Variation intelligente sur les affres de la création sous haute influence de Stephen King, Alan Wake a réussi à se faire un nom sur une Xbox 360 qui ne manque pourtant pas de héros. Alors que la parution tardive de sa folle aventure sur PC n'a pas terni sa légende, l'écrivain happé, littéralement, par son œuvre et confronté à de dangereuses forces issues des ténèbres est autrement moins convaincant dans ce premier stand-alone, qui conserve pourtant un attrait narratif certain. Nouvelle mise en abyme, la brève campagne plonge l'auteur dans l'univers de Zone X, inquiétante série télévisée sur laquelle il a eu l'occasion de travailler. Plongé dans un monde fictionnel dans lequel il rencontre des personnages convaincus de leur réalité, le brun à la chemise de bucheron croise également ses vieux copains les Possédés ainsi qu'un nouvel adversaire de taille, son double malfaisant, M. Grincement. Totalement barré, ce maléfique séducteur souhaite maintenir Alan prisonnier d'une dimension au doux parfum d'ouest poussiéreux. Divisée en trois zones, la petite production XBLA met ainsi en scène l'Amérique des Rocheuses, des derricks, des motels perdus dans le désert et des drive-in.

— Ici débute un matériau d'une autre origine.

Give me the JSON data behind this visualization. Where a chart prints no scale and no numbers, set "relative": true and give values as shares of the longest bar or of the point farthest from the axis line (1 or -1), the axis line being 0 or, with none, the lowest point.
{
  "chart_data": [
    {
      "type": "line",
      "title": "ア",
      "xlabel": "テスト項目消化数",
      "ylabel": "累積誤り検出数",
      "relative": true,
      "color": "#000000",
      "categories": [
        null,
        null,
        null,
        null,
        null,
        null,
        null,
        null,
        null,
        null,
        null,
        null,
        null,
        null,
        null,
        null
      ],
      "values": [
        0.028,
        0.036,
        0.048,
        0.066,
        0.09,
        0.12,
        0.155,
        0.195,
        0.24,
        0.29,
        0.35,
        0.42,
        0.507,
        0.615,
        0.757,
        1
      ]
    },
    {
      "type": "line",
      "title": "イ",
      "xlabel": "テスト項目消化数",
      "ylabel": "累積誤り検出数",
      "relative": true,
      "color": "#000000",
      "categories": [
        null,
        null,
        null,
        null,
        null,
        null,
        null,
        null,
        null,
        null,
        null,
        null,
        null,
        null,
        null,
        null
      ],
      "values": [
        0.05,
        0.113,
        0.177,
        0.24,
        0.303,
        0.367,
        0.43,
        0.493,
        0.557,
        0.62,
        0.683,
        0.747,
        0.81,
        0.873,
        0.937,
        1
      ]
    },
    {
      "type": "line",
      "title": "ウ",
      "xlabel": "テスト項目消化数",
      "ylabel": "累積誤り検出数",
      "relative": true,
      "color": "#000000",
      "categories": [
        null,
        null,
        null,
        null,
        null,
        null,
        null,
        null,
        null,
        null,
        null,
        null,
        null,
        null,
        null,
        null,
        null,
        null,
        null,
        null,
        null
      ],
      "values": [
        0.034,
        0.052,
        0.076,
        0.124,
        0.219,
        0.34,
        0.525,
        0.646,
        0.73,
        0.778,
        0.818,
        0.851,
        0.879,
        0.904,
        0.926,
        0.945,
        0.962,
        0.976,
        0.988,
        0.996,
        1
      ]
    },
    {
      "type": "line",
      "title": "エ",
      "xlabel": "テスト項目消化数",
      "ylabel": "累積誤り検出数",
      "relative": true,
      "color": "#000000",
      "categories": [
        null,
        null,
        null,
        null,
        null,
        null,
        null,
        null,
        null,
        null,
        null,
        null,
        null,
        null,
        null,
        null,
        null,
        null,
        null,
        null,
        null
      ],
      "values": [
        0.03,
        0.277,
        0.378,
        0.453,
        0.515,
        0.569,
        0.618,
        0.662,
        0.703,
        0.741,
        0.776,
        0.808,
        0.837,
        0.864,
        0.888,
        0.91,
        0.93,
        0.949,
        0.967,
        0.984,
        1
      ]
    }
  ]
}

Ce décor de western moderne a visiblement bien mal inspiré les Finlandais, qui transforment leur singulier thriller horrifique en jeu d'action simpliste aussi plat que la grande prairie.
Finnish Failure
A l'origine du formidable diptyque Max Payne, les Nordiques ont-t-ils voulu réaffirmer leur maestria dans le domaine du gunfight ? La réussite n'est en tous cas pas au rendez-vous. Coincée par ses mécaniques basiques (de l’action-aventure à la troisième personne hyper rigide) et son univers très cérébral (les PNJ sont rares mais incroyablement bavards), tiraillée entre une volonté de démontrer ses talents d'écriture et un désir d'encourager la baston, l'équipe échoue à la fois à restituer la frénésie des Max Payne et à retrouver l'angoisse sourde d'Alan Wake. La simple construction du jeu est aberrante: alors que les trois cartes affichent des superficies respectables, il n'y a quasiment rien à y faire si ce n'est de jouer au coursier maladroit, Alan étant toujours une buse lorsqu'il s'agit d'escalader un bête rocher. Seule incitation à l'exploration, la collecte des pages d'un manuscrit vous permet simplement de débloquer certaines armes puissantes mais non-indispensables et, à ceux qui s'accommoderont de l'épouvantable interface de lecture, de mieux comprendre la trame de cet épisode. Paradoxalement, aussi bons conteurs soient-ils, les petits gars de Remedy ose le twist narratif le plus minable du moment : la boucle temporelle. Un artifice pathétique qui vous conduit à jouer trois fois dans chaque environnement et à y vivre des expériences assez proches, à quelques allers-retours et monstres près. En outre, tous les personnages croisés manquent singulièrement d'épaisseur et, tout méchant soit-il, M. Grincement tient davantage du figurant que du tout-puissant adversaire. Vous verrez d'ailleurs plus souvent votre double ricaner dans des vidéos diffusées sur les postes de télévision éparpillés dans le jeu que venir vous titiller sur le terrain. Un sacré paradoxe pour un titre qui lorgne si franchement vers l'action. Pour autant, Alan Wake's American Nightmare n'est pas une œuvre ratée de bout en bout. Très bien fini, fluide, le titre affiche en outre une qualité graphique très raisonnable, témoigne une nouvelle fois du soin apporté par Remedy à l'environnement sonore (sacré casting de voix, en VOST dans le texte) et se pare d'un mode Arcade assez rigolo quoique vite lassant, dans lequel vous devez survivre en flinguant le plus de Possédés possible. Les Finlandais affirment n'en avoir pas terminé avec Alan Wake. Espérons juste que cet American Nightmare marque la fin de leur attachement aux mécaniques de jeu archaïques.